Lebih dari itu, haji juga memiliki fungsi sebagai sarana evaluasi diri, di mana setiap jamaah diajak untuk merefleksikan perjalanan hidupnya, meninjau ulang hubungan vertikal dengan Allah, serta memperbaiki hubungan horizontal dengan sesama manusia. Saat wukuf di Arafah, misalnya, jamaah berada dalam kondisi hening dan kontemplatif yang sangat kuat, menjadi waktu yang tepat untuk introspeksi dan bertobat. Dari sini, haji diharapkan mampu memunculkan kesadaran baru dalam diri seseorang untuk memperbaiki akhlak, memperkuat iman, dan menumbuhkan semangat untuk berubah ke arah yang lebih baik.
Transformasi yang lahir dari pengalaman spiritual ini tidak berhenti pada tataran pribadi, melainkan berlanjut pada tataran sosial, yang dalam Islam dikenal sebagai hijrah sosial. Hijrah sosial merujuk pada perubahan sikap dan perilaku dalam kehidupan bermasyarakat setelah berhaji, seperti meningkatnya kepedulian sosial, kejujuran, keterlibatan dalam kegiatan keagamaan, dan menjadi teladan di lingkungan sekitar. Oleh karena itu, ibadah haji seharusnya dipahami bukan hanya sebagai pencapaian status keagamaan, tetapi juga sebagai titik tolak untuk membangun kualitas pribadi dan sosial yang lebih baik secara berkelanjutan.
Rumusan Masalah
Bagaimana ibadah haji dapat menjadi sarana bagi umat Islam dalam melakukan evaluasi diri secara spiritual dan moral?
Dalam bentuk apa saja hijrah sosial tercermin dalam kehidupan jamaah setelah melaksanakan ibadah haji?

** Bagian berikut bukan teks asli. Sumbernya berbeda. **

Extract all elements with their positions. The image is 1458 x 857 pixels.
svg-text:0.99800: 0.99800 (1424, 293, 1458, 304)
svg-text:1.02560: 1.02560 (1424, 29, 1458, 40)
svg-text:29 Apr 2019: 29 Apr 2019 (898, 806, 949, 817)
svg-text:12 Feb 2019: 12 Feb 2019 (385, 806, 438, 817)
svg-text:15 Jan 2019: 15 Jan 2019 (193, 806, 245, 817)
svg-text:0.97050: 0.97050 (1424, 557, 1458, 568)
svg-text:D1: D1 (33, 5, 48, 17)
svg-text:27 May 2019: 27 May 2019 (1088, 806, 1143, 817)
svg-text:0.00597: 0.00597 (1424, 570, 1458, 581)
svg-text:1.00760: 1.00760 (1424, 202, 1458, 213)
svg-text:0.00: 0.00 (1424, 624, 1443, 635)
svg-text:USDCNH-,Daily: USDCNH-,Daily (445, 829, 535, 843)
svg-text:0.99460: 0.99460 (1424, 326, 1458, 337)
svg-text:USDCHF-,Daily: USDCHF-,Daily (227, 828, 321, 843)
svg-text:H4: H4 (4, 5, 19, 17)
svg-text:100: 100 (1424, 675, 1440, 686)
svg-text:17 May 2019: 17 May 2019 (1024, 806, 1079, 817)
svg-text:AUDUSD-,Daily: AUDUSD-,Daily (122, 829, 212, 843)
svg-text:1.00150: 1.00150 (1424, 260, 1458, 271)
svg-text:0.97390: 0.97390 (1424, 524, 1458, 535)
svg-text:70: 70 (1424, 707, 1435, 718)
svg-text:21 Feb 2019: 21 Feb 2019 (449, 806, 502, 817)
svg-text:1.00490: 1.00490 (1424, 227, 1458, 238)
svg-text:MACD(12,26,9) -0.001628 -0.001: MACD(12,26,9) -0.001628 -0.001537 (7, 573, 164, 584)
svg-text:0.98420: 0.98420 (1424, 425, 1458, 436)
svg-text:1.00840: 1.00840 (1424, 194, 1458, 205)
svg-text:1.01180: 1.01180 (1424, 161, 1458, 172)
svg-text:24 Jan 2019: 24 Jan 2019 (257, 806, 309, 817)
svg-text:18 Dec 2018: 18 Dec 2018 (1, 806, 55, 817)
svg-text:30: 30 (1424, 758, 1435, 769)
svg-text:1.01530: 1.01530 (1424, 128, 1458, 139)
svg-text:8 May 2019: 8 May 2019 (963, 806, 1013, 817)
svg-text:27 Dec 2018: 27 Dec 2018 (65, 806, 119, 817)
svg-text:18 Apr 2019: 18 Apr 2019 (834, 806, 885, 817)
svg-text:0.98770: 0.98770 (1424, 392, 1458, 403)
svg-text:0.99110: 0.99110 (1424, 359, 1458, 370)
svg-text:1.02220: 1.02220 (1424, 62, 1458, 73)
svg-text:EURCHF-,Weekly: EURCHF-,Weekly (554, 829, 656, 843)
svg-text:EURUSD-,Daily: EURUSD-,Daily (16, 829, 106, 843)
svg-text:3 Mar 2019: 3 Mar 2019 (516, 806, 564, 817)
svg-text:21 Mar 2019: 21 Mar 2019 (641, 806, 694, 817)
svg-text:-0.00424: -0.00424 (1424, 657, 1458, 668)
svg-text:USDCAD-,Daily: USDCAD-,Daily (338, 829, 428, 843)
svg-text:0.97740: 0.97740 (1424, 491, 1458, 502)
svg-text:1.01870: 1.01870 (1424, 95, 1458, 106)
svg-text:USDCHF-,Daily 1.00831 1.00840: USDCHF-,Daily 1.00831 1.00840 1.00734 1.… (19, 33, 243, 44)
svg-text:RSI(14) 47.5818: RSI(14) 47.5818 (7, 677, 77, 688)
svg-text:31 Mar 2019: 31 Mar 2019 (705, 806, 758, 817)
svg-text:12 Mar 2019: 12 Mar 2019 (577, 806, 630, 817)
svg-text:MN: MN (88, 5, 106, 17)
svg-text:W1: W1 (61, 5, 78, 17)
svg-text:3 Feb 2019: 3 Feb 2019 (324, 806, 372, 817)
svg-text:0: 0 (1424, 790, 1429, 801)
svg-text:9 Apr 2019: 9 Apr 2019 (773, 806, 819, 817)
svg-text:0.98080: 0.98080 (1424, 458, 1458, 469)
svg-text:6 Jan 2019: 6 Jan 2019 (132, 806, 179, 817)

Apa saja faktor yang mendukung dan menghambat proses transformasi pribadi dan sosial pasca pelaksanaan ibadah haji?
Metode Penelitian
Penelitian ini menggunakan pendekatan kualitatif deskriptif untuk menggambarkan makna ibadah haji sebagai sarana evaluasi diri dan hijrah sosial. Data diperoleh melalui studi pustaka dari literatur keislaman dan wawancara semi-terstruktur dengan lima jamaah haji asal Indonesia yang telah melaksanakan haji dalam tiga tahun terakhir. Pemilihan responden dilakukan secara purposive untuk memperoleh beragam perspektif. Data dianalisis secara tematik dengan mengelompokkan temuan ke dalam tema evaluasi spiritual, perubahan sosial, serta faktor pendukung dan penghambat transformasi pasca haji.
Pembahasan
1. Haji sebagai Sarana Muhasabah (Evaluasi Diri Spiritual)
Ibadah haji bukan sekadar memenuhi kewajiban syariat Islam, tetapi merupakan perjalanan rohani yang menyentuh inti keimanan dan ketakwaan seorang Muslim. Dalam pelaksanaannya, haji menghadirkan suasana yang kondusif untuk melakukan muhasabah atau evaluasi diri secara mendalam. Selama berada di tanah suci, khususnya saat wukuf di Arafah, setiap jamaah seakan dihadapkan pada cermin kehidupannya sendiri—merenungi dosa-dosa masa lalu, menyadari kesalahan, serta berkomitmen untuk memperbaiki diri dan meningkatkan hubungan dengan Allah SWT.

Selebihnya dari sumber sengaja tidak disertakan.